Given that $u$ is harmonic. Prove $\Delta v \geq 0$ where $v = |\nabla u |^2$

Question

Let $\Omega \subset \Re^2$ be open, and let $B_r(x) \subset \Omega$ be any open disc in $\Omega$.

Assume that $u \in C^2(\Omega)$ is harmonic in $\Omega$

Let $v = |\nabla u |^2$. Prove $\Delta v \geq 0$ in $\Omega$

My Attempt:

So what I have tried is that

By integrating $v = |\nabla u |^2$ over $\Omega$ I get that

$$\int_\Omega v \, dx = \int_\Omega |\nabla u|^2 \, dx \geq \frac{1}{C}\int_\Omega |u|^2 \, dx$$

By using the Poincare Inequality.

So What I need to do is that I need to show $\int_\Omega |u|^2 \, dx$ is equal to $0$, but I don't really know how to do about this.
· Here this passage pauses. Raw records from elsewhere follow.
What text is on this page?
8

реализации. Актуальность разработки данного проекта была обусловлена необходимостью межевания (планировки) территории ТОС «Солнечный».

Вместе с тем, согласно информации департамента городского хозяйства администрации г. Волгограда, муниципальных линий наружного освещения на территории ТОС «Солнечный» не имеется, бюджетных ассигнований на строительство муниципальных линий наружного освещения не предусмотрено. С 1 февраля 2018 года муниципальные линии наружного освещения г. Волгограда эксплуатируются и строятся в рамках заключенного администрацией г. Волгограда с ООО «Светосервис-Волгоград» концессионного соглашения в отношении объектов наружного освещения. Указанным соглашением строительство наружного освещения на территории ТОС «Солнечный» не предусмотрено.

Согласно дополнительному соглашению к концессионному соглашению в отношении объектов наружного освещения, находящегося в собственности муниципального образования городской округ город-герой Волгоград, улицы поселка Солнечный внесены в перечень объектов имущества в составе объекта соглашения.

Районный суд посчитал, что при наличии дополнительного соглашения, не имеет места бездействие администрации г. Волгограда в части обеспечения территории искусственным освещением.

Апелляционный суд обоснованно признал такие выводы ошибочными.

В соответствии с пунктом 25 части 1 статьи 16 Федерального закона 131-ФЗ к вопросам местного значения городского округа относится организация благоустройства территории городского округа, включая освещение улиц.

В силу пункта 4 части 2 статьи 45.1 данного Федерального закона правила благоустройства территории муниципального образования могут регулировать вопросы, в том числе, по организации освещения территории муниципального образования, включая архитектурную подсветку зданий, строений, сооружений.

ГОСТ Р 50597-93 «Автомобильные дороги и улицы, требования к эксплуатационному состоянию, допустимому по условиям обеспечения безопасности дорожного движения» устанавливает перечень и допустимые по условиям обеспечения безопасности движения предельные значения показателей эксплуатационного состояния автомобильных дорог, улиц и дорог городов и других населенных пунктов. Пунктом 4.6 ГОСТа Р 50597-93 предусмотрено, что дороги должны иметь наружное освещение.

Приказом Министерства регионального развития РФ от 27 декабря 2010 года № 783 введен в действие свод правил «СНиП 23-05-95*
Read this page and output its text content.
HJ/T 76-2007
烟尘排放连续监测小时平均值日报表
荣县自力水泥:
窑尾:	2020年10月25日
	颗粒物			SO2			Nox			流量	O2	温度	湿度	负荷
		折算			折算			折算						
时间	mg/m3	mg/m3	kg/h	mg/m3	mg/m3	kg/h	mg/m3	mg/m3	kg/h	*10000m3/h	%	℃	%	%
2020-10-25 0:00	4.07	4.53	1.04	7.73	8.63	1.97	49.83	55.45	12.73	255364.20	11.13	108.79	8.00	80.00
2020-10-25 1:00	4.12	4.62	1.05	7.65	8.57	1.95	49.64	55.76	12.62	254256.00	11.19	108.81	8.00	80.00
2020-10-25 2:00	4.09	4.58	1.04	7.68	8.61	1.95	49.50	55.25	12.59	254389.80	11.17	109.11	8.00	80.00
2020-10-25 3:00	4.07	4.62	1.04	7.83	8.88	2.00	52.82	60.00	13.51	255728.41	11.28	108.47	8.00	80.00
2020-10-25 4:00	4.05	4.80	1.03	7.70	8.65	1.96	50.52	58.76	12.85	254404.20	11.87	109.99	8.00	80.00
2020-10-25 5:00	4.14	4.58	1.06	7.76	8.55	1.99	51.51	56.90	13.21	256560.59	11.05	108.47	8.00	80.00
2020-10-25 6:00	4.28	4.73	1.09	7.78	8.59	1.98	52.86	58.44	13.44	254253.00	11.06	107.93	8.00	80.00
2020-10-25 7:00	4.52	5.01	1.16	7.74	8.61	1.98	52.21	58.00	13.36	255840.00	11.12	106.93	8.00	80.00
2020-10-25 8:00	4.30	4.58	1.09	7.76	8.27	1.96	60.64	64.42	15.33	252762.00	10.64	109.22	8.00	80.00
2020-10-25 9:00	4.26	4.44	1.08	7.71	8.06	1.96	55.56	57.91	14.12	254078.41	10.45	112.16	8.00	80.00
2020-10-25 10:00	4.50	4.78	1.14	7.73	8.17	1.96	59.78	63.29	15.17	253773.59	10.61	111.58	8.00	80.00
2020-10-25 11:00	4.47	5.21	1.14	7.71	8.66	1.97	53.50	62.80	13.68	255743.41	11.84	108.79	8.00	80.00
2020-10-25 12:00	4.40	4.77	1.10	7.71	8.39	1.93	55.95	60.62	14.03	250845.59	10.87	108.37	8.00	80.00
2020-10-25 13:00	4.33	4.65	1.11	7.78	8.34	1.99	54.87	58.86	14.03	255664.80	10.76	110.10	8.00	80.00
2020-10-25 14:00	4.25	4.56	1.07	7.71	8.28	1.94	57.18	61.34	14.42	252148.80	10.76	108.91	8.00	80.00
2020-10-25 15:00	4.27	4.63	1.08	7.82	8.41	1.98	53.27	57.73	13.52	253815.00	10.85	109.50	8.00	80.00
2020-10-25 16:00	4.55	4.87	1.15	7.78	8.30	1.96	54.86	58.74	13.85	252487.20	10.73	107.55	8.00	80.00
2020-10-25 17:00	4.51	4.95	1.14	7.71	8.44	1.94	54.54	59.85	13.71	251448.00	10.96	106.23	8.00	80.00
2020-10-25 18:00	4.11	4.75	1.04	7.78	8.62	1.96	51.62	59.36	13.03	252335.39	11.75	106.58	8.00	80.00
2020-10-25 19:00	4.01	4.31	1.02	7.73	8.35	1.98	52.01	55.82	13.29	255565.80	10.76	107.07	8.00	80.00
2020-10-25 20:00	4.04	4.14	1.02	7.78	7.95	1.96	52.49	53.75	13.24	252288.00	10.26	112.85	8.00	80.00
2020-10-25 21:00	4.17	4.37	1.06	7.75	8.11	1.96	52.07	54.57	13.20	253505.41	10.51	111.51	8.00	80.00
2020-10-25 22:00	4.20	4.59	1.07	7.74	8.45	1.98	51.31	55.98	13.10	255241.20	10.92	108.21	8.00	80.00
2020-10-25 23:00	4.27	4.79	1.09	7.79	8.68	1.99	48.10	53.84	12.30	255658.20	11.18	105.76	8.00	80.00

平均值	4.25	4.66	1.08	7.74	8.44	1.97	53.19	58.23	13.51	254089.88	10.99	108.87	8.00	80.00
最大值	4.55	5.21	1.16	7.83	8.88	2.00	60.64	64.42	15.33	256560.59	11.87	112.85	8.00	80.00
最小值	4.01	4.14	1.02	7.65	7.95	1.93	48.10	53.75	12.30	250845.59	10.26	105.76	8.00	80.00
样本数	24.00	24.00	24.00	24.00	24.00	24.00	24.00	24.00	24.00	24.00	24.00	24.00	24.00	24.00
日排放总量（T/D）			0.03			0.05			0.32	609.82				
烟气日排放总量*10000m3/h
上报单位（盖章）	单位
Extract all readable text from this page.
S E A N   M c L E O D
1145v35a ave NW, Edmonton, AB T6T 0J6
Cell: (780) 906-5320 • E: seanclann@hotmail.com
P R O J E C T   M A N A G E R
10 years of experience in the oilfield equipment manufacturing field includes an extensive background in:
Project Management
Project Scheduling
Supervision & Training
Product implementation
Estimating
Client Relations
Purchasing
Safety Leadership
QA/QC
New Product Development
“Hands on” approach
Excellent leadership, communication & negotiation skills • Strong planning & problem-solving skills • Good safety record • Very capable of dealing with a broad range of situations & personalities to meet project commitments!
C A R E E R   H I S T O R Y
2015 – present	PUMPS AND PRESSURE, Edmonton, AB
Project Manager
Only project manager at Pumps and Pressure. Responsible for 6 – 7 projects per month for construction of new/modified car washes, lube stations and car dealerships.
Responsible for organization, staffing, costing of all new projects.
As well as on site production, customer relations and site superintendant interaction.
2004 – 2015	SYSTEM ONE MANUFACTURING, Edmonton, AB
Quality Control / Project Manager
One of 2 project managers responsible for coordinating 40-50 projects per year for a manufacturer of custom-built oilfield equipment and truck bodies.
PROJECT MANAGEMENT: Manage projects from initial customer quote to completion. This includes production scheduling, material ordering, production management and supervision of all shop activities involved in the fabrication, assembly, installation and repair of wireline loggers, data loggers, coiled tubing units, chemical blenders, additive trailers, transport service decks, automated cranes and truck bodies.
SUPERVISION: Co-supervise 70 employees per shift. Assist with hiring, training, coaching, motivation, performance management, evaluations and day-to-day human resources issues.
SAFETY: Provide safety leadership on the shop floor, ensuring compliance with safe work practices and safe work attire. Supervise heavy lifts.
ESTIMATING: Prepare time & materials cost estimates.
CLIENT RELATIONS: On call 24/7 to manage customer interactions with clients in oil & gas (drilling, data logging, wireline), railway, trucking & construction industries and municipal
Can I just say that this must be greater than or equal to zero?

Edit I misread the question so now I am going to attempt this again

$$\int_\Omega \Delta v \, dx = \int_\Omega div(\nabla v) \, dx = \int_{\delta\Omega} \nabla v \cdot n \, ds $$

Now what I am saying is that $\nabla v = \nabla(|\nabla u|^2) = 2\nabla u \Delta u $ but I don't think this is correct?

Assuming this is correct I get that

$$ = \int_{\delta\Omega} 2\nabla u \Delta u \, ds$$

But once again I am stuck here

Answer 1

Useful general formula: If $u,v\in C^2,$ then

$$\Delta (uv) = u\Delta v + v\Delta u + 2 \langle \nabla u, \nabla v\rangle.$$

Thus if $u$ is harmonic, then $\Delta (u^2) = 2 |\nabla u|^2.$ In your problem, apply this to each $(D_k u)^2,$ and recall that if $u$ is harmonic, then so is $D_ku.$

Answer 2

Hint: $$ v(x_1,x_2) = \left| \frac{\partial u}{\partial x_1} \right|^2 + \left| \frac{\partial u}{\partial x_2} \right|^2. $$ Now you have to compute $$ \Delta v = \frac{\partial^2 v}{\partial x_1^2} + \frac{\partial^2 v}{\partial x_2^2}. $$ You can proceed formally, although you should somehow justify the fact that $v$ is twice differentiable.